First, the right hon. Gentleman is aware that the Government of whom he was a member agreed to the modernisation of intermediate nuclear weapons. At that time weapons such as cruise and Pershing were discussed. They were in favour of modernisation. The decision in NATO was taken in December 1979 and was taken on the basis that there must [column 464]be balance and verification. The zero option was a special case of that balance. I did not hear the right hon. Gentleman complain about the actual deployment of SS20s. The SS20s are actually deployed. The Soviet tactic is to try to keep that deployment while we do not modernise our nuclear weapons.
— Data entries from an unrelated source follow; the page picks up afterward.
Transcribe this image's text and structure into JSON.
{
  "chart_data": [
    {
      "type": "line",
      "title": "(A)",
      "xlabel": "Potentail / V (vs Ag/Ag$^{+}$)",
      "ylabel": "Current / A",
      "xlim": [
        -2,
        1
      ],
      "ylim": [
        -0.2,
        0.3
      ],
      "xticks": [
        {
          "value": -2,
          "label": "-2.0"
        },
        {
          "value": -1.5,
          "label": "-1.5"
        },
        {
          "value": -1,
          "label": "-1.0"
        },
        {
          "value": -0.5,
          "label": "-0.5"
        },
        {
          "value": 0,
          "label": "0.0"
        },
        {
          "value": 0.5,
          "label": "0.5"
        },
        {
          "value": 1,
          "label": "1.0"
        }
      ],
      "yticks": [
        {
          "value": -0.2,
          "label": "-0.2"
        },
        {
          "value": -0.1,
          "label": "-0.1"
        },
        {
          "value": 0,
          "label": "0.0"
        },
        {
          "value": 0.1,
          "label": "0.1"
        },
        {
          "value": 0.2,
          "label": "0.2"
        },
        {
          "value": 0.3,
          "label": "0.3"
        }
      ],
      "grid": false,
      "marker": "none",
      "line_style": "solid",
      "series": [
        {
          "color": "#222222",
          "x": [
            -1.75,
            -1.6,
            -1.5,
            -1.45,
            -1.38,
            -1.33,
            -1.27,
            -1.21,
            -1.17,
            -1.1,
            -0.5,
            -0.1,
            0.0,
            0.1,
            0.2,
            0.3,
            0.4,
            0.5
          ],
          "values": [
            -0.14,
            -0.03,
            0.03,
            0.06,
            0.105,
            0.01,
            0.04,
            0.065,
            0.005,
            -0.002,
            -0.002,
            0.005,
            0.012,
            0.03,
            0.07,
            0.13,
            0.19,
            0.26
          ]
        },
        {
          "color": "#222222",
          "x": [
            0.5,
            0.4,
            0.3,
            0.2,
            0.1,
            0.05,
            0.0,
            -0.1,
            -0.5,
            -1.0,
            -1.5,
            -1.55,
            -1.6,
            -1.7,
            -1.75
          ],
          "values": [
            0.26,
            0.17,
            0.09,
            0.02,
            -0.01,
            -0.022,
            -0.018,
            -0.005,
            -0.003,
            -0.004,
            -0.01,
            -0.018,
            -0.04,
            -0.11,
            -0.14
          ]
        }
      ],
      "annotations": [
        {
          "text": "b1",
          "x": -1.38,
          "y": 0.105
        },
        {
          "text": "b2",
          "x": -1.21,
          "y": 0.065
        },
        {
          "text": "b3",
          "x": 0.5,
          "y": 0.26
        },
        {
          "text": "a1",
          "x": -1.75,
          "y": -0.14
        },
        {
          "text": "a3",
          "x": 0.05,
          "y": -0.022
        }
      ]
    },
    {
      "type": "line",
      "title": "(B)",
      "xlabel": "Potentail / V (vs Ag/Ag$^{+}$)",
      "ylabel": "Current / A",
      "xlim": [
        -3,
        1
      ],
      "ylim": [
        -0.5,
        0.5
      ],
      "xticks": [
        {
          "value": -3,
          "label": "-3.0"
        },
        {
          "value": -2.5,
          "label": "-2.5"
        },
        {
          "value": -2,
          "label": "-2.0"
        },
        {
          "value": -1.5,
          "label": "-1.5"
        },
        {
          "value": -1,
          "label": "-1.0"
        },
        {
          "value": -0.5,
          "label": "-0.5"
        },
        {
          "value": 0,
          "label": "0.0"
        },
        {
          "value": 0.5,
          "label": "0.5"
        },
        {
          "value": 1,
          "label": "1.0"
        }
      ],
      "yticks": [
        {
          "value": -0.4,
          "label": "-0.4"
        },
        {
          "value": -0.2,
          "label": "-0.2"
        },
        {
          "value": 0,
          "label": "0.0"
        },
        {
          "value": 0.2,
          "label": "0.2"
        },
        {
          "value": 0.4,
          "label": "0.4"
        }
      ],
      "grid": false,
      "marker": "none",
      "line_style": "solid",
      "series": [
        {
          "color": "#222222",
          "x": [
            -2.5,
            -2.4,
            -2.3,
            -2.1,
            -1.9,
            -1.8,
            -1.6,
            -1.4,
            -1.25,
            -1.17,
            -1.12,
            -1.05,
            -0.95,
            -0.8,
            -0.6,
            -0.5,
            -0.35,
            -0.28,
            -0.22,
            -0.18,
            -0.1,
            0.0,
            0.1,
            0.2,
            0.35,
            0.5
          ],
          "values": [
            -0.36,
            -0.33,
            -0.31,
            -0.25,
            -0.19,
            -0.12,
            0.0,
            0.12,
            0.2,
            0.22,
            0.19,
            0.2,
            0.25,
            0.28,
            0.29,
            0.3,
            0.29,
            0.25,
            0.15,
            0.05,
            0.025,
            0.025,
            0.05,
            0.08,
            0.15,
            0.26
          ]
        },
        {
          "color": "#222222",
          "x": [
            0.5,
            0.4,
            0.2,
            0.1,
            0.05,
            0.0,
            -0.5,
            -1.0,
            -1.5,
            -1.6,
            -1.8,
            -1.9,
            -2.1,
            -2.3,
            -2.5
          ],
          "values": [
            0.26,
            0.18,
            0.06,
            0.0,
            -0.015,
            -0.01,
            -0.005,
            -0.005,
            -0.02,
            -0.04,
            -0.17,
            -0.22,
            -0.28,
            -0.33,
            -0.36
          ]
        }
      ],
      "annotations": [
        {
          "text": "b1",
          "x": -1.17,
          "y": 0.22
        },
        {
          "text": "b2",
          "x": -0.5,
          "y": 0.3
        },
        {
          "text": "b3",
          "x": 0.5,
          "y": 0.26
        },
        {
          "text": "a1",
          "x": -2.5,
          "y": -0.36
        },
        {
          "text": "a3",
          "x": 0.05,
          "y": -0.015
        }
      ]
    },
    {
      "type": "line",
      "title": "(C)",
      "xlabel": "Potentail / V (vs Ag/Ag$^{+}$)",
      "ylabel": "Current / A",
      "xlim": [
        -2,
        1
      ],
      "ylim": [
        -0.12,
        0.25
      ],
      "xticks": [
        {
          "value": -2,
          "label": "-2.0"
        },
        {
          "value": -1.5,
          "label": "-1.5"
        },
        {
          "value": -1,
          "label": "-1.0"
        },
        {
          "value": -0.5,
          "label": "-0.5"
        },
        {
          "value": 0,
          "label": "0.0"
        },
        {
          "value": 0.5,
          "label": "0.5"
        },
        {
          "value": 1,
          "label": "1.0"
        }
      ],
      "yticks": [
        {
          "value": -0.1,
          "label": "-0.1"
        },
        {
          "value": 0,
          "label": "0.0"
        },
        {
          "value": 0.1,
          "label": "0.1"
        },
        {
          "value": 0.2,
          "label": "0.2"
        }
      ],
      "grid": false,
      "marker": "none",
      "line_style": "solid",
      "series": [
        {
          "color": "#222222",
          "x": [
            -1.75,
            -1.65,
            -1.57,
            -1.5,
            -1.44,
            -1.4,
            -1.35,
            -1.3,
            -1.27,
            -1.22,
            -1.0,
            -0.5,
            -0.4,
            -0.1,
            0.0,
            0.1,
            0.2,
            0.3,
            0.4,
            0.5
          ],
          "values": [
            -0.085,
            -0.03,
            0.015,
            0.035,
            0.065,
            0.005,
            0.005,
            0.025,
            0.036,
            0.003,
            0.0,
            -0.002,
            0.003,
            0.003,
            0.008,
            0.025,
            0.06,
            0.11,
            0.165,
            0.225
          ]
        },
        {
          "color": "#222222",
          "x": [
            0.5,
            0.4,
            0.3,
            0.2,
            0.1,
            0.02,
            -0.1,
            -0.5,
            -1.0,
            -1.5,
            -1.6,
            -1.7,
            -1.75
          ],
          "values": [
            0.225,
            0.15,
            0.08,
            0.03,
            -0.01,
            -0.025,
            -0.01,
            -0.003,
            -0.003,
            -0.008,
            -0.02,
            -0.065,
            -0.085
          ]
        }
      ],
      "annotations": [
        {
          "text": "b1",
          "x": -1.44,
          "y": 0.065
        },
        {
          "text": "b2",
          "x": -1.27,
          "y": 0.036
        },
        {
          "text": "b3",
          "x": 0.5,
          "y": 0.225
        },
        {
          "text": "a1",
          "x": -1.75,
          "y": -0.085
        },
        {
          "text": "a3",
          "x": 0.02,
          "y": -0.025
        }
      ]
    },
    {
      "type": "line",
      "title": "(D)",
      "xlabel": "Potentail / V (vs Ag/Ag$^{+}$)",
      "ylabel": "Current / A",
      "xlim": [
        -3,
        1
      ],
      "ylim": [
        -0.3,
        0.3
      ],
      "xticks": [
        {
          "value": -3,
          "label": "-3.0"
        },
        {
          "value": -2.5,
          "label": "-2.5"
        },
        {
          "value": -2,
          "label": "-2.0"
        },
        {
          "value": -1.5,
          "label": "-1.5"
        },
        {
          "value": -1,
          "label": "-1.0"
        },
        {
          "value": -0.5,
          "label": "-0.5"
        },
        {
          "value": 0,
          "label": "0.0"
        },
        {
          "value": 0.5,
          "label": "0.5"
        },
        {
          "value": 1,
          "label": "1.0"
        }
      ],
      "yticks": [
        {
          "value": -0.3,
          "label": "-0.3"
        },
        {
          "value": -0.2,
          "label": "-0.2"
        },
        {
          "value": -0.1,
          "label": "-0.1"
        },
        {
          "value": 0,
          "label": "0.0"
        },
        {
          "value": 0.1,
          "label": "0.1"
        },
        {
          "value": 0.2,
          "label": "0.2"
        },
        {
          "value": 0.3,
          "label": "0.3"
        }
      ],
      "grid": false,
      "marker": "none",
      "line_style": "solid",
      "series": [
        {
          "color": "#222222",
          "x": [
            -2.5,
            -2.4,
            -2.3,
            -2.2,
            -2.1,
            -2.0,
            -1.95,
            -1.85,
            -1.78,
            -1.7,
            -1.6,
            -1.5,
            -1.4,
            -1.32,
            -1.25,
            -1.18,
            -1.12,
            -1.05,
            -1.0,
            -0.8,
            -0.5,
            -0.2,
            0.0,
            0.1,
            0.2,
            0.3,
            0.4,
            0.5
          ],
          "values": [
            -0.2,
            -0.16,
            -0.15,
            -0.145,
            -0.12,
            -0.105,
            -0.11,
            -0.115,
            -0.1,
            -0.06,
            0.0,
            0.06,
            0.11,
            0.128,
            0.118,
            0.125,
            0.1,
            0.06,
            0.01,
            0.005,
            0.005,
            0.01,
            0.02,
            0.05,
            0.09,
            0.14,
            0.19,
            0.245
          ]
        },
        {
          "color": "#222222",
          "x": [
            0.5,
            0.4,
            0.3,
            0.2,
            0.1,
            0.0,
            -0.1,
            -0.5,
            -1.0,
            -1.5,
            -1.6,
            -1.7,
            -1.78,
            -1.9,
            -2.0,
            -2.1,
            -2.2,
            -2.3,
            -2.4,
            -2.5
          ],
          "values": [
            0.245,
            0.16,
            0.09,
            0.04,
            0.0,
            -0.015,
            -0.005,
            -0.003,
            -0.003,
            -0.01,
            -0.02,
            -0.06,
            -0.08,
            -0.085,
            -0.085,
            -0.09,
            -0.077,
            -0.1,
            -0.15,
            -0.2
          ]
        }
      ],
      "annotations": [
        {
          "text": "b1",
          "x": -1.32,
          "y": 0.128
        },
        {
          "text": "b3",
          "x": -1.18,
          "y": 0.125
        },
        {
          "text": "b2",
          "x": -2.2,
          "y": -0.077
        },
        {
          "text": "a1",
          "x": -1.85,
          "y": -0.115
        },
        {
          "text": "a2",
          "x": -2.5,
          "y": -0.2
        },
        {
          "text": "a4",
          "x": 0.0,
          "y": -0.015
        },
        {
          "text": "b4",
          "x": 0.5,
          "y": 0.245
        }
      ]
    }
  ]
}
The only way to get the Soviets to the negotiating table is to say that if they will not take them down we shall deploy ours, but only as many as we need to—which depends on how many of theirs they take down.

Mr. Foot

We shall debate these matters in the House soon and the right hon. Lady's answers make it all the more necessary that we should. First, it is absolutely untrue that the Opposition did not protest about the SS20s. We did protest and we did it in Moscow as well. We also understood, as anyone who tries to understand these matters must, that sea-based theatre weapons should be included in the discussions. It is most noticeable that the right hon. Lady did not even attempt to answer my question about how cruise missiles would make future arms control impossible. That was NATO's view in June 1979 and I dare say that it is still true.

The Prime Minister

There are separate negotiations for strategic missiles. As the right hon. Gentleman should know, the President of the United States made proposals for substantial reductions in strategic missiles. The Russians have not come very far in agreeing to that at Geneva, either. Those proposals remain on the table. If the right hon. Gentleman is against deployment of the SS20s, why does he not protest and ask for them to be taken down?